Clearly, those in power and positions of influence are trying to cut the reporters to size.

Earlier, we carried a lot of weight. We were they eyes and ears of the news gathering system. Now we live in an era of social media where news is breaking on Twitter and Facebook.

The powerful assume they need no one on the ground to be asking questions. They think their message can be delivered directly to the newsroom.

Recently, a reporter told me a senior leader of a political party had called her editor-in-chief to complain she hadn't run his interview.

Reporters aren't postal staff, who pick up letters and drop them to addresses without any ifs and buts. Are they?

These days, press conferences have become the biggest PR exercises for all political parties because tough questions have become rare.

A case in point is a press conference that I happened to cover - of BSP chief Mayawati, at her party office on New Delhi's Gurdwara Rakab Ganj Road.

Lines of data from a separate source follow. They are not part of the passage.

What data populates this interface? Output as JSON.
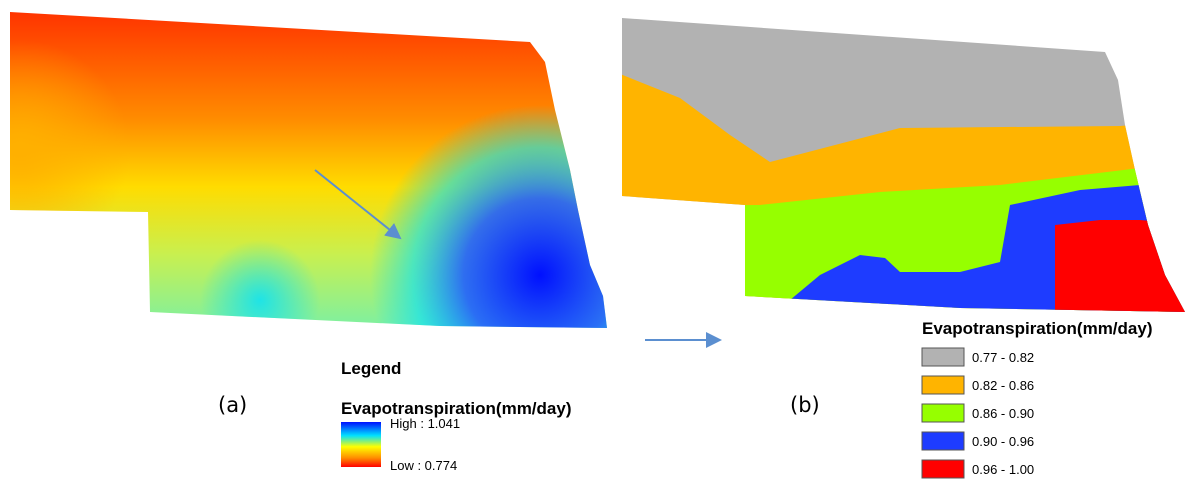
{
  "panel_a": {
    "label": "(a)",
    "legend": {
      "title": "Legend",
      "subtitle": "Evapotranspiration(mm/day)",
      "high": "High : 1.041",
      "low": "Low : 0.774"
    }
  },
  "panel_b": {
    "label": "(b)",
    "legend": {
      "title": "Evapotranspiration(mm/day)",
      "classes": [
        {
          "label": "0.77 - 0.82",
          "color": "#b2b2b2"
        },
        {
          "label": "0.82 - 0.86",
          "color": "#ffb400"
        },
        {
          "label": "0.86 - 0.90",
          "color": "#96ff00"
        },
        {
          "label": "0.90 - 0.96",
          "color": "#1e3cff"
        },
        {
          "label": "0.96 - 1.00",
          "color": "#ff0000"
        }
      ]
    }
  }
}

After a near 45-minute address, she threw the house open for so-called questions. It appeared to be a departure from her earlier practice of not taking questions. I was excited and enthusiastically raised my hand. She nodded in response.

"Behenji, the PM and Amit Shah say that it's the BSP that has suffered the most due to demonetisation," I asked, noticing a change in her expressions. "Even the UP CM has said it," I continued.

But before I could complete my question, she cut me short. "It seems that she has been sleeping during the press conference. Your question is over," the BSP leader retorted.

And that was the end of it. She was not interested in my questions. Later, a journalist covering the BSP for a long time told me that Behenji sensed where my question could have led the news conference. She just won't allow anything that would make her uncomfortable, the reporter said.

I feel the political class is increasingly becoming intolerant. Painting and tainting is becoming a norm.

"Either you are with us or you are with them (against us)." That appears to be the new phenomenon.

In the past too questioning ministers on their own power trip was not easy, but then journalists were not compartmentalised as Sanghi or Congressi.

The changing role of the media can be understood by the press conferences then PM Manmohan Singh held, three of them during his ten years in office.

The last being in 2014 when a journalist asked him about the perception that UPA chairperson Sonia Gandhi was stronger than the PM. A senior fellow journalist, Neeraj Gupta asked him whether it was true that the government was run by 10 Janpath and all decisions were approved and stamped there, instead of 7 RCR.

These were the questions that dominated the public discourse then. PM Singh's answers to them made headlines.

His response was measured and calm. He didn't look agitated or angry. He admitted graciously enough that Sonia Gandhi was a guiding force, and left it to history to judge him.

The present PM has yet to hold a news conference.

But prime minister Modi has time on his hands. Before we leave it to history, let's do a reality check and ask if we'll ever get an opportunity to play our part boldly as the fourth pillar of democracy.